Sekar mengatupkan mulutnya. Giginya gemeretak menahan
marah. Hanya orang berada yang bisa jadi sarjana? Dan bibik yang hanya seorang
pembantu tidak boleh menginginkan anaknya jadi sarjana? Kalau saja bukan
ibu tirinya yang bicara, Sekar pasti sudah mendampratnya.
“Siapapun orangnya kan boleh saja punya cita-cita Bu,”
hanya itu yang bisa diucapkannya, padahal ia ingin mengucapkannya lebih banyak.
“Apa katamu? Sudah, jangan merembet ke mana-mana. Mana
uangmu itu, dan yang ada di tabunganmu berapa?
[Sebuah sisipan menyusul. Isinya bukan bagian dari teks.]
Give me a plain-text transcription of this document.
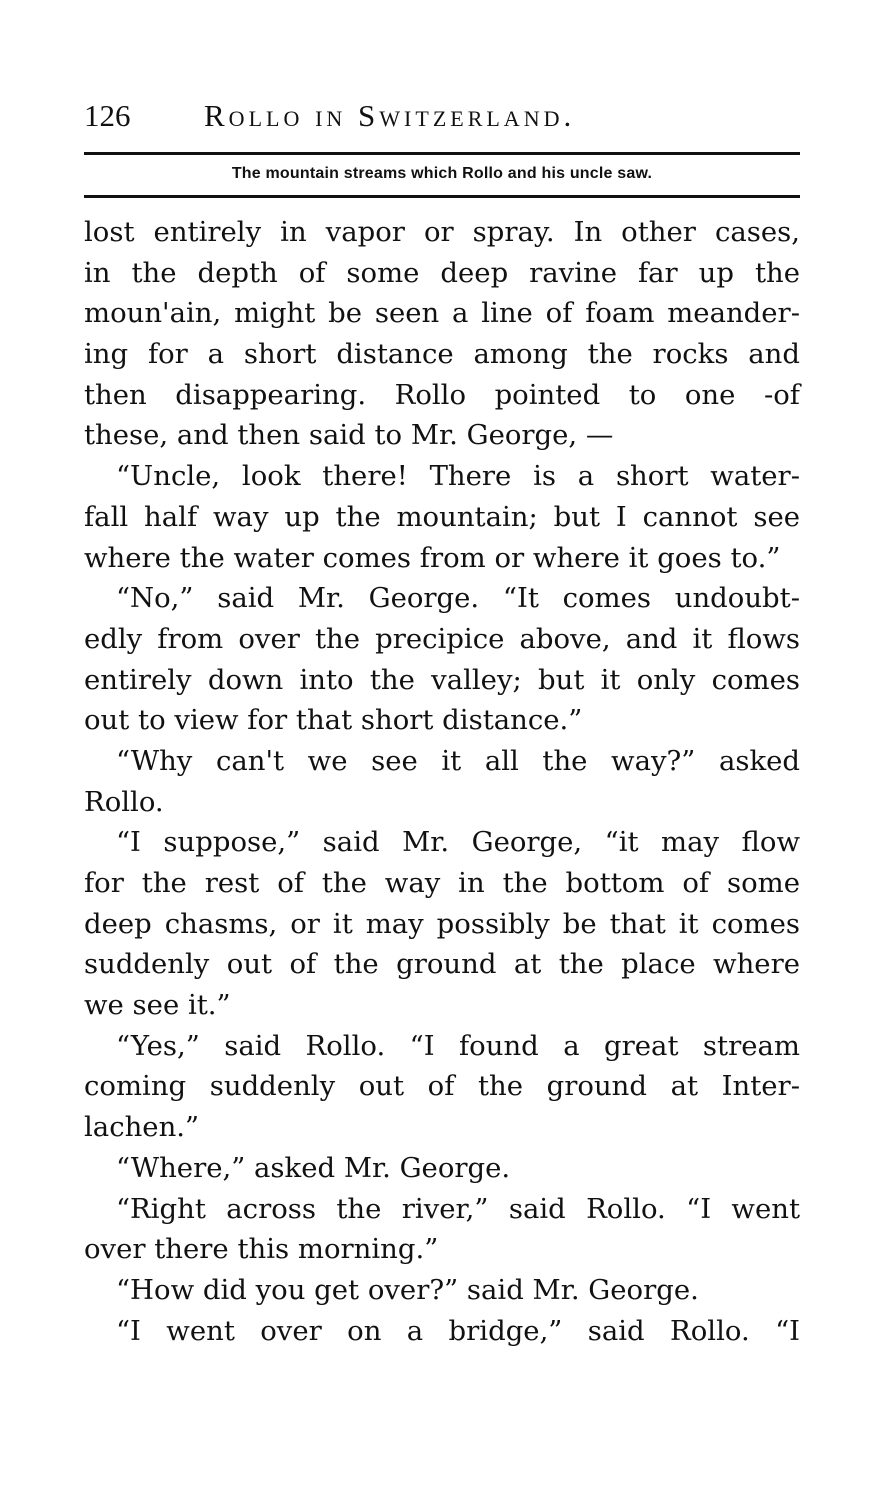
126 Rollo in Switzerland.
The mountain streams which Rollo and his uncle saw.
lost entirely in vapor or spray. In other cases,
in the depth of some deep ravine far up the
moun'ain, might be seen a line of foam meander-
ing for a short distance among the rocks and
then disappearing. Rollo pointed to one -of
these, and then said to Mr. George, —
“Uncle, look there! There is a short water-
fall half way up the mountain; but I cannot see
where the water comes from or where it goes to.”
“No,” said Mr. George. “It comes undoubt-
edly from over the precipice above, and it flows
entirely down into the valley; but it only comes
out to view for that short distance.”
“Why can't we see it all the way?” asked
Rollo.
“I suppose,” said Mr. George, “it may flow
for the rest of the way in the bottom of some
deep chasms, or it may possibly be that it comes
suddenly out of the ground at the place where
we see it.”
“Yes,” said Rollo. “I found a great stream
coming suddenly out of the ground at Inter-
lachen.”
“Where,” asked Mr. George.
“Right across the river,” said Rollo. “I went
over there this morning.”
“How did you get over?” said Mr. George.
“I went over on a bridge,” said Rollo. “I
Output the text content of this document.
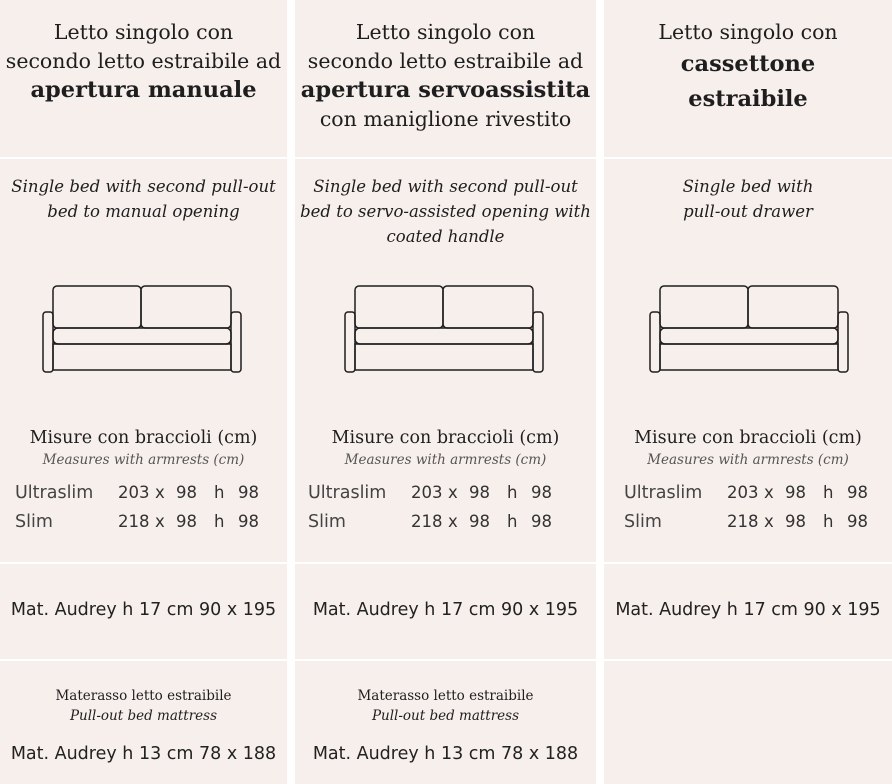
Letto singolo con
secondo letto estraibile ad
apertura manuale
Single bed with second pull-out
bed to manual opening
Misure con braccioli (cm)
Measures with armrests (cm)
Ultraslim 203 x 98 h 98
Slim	218 x 98 h 98
Mat. Audrey h 17 cm 90 x 195
Materasso letto estraibile
Pull-out bed mattress
Mat. Audrey h 13 cm 78 x 188
Letto singolo con
secondo letto estraibile ad
apertura servoassistita
con maniglione rivestito
Single bed with second pull-out
bed to servo-assisted opening with
coated handle
Misure con braccioli (cm)
Measures with armrests (cm)
Ultraslim 203 x 98 h 98
Slim	218 x 98 h 98
Mat. Audrey h 17 cm 90 x 195
Materasso letto estraibile
Pull-out bed mattress
Mat. Audrey h 13 cm 78 x 188
Letto singolo con
cassettone
estraibile
Single bed with
pull-out drawer
Misure con braccioli (cm)
Measures with armrests (cm)
Ultraslim 203 x 98 h 98
Slim	218 x 98 h 98
Mat. Audrey h 17 cm 90 x 195
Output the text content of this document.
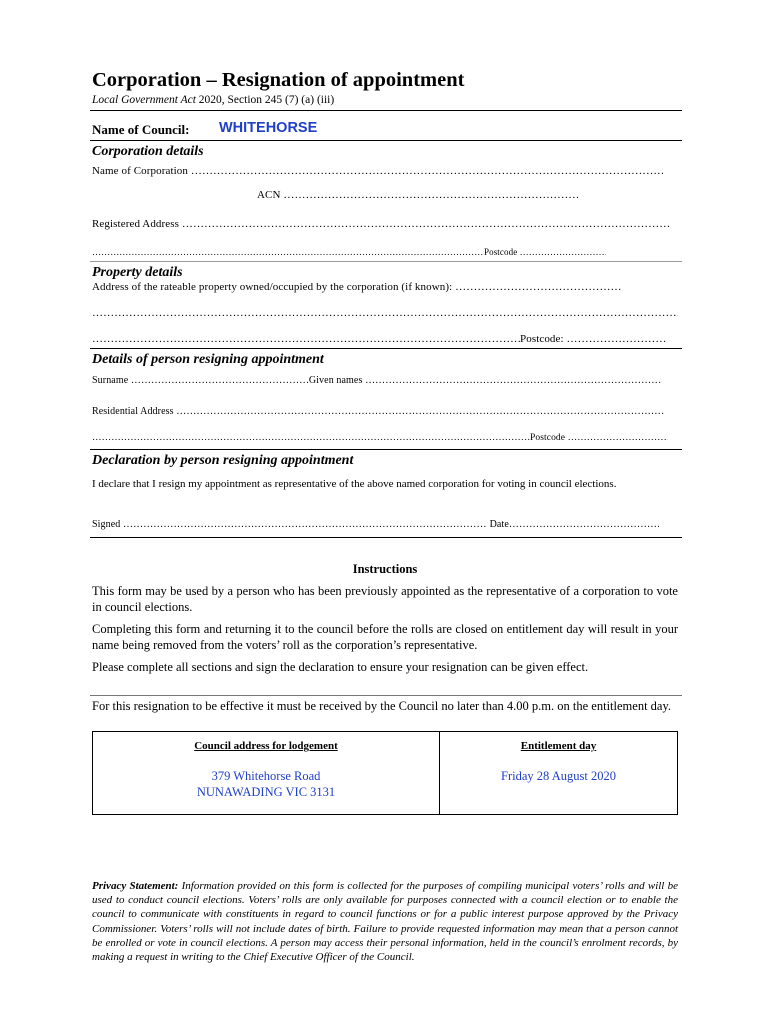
Corporation – Resignation of appointment
Local Government Act 2020, Section 245 (7) (a) (iii)
Name of Council: WHITEHORSE
Corporation details
Name of Corporation …………………………………………………………………………………………………………………………………………………………………………………………………………
ACN …………………………………………………………………………………………………………………………………………………………………………………………………………
Registered Address …………………………………………………………………………………………………………………………………………………………………………………………………………
…………………………………………………………………………………………………………………………………………………………………………………………………………Postcode …………………………………………………………………………………………………………………………………………………………………………………………………………
Property details
Address of the rateable property owned/occupied by the corporation (if known): …………………………………………………………………………………………………………………………………………………………………………………………………………
…………………………………………………………………………………………………………………………………………………………………………………………………………
…………………………………………………………………………………………………………………………………………………………………………………………………………Postcode: …………………………………………………………………………………………………………………………………………………………………………………………………………
Details of person resigning appointment
Surname …………………………………………………………………………………………………………………………………………………………………………………………………………	Given names …………………………………………………………………………………………………………………………………………………………………………………………………………
Residential Address …………………………………………………………………………………………………………………………………………………………………………………………………………
…………………………………………………………………………………………………………………………………………………………………………………………………………Postcode …………………………………………………………………………………………………………………………………………………………………………………………………………
Declaration by person resigning appointment
I declare that I resign my appointment as representative of the above named corporation for voting in council elections.
Signed …………………………………………………………………………………………………………………………………………………………………………………………………………	Date…………………………………………………………………………………………………………………………………………………………………………………………………………
Instructions
This form may be used by a person who has been previously appointed as the representative of a corporation to vote in council elections.
Completing this form and returning it to the council before the rolls are closed on entitlement day will result in your name being removed from the voters’ roll as the corporation’s representative.
Please complete all sections and sign the declaration to ensure your resignation can be given effect.
For this resignation to be effective it must be received by the Council no later than 4.00 p.m. on the entitlement day.
Council address for lodgement	Entitlement day
379 Whitehorse Road
NUNAWADING VIC 3131
Friday 28 August 2020
Privacy Statement: Information provided on this form is collected for the purposes of compiling municipal voters’ rolls and will be used to conduct council elections. Voters’ rolls are only available for purposes connected with a council election or to enable the council to communicate with constituents in regard to council functions or for a public interest purpose approved by the Privacy Commissioner. Voters’ rolls will not include dates of birth. Failure to provide requested information may mean that a person cannot be enrolled or vote in council elections. A person may access their personal information, held in the council’s enrolment records, by making a request in writing to the Chief Executive Officer of the Council.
Biar ibu pinjam dulu,”
“Tapi Bu.”
“Sudah, ayo ambil uang kamu, biar ibu antar, sekarang
saja. Soalnya harus secepatnya uang itu ibu kumpulkan. Cepat ayo berangkat
sekarang, mana yang kamu bawa itu, ada berapa.”
“Jangan Bu, ini untuk bibik,” Sekar mencengkeram amplopnya,
tapi Aryanti merebutnya paksa. Takut justru uangnya akan robek, Sekar
melepaskannya. Aryanti segera membuka amplopnya dan menghitung uang yang ada di
dalamnya.
“Hm, hanya tiga juta setengah. Sekarang di tabungan
kamu ada berapa?”
“Itu untuk bibik Bu,” rintih Sekar sambil menahan air
matanya.
“Kamu kok lebih memperhatikan bibik daripada ibumu
sih? Dengar Sekar, biarpun aku ini hanya ibu sambung kamu, tapi aku merawat
kamu sejak kamu masih kecil hingga dewasa. Kamu lupa?”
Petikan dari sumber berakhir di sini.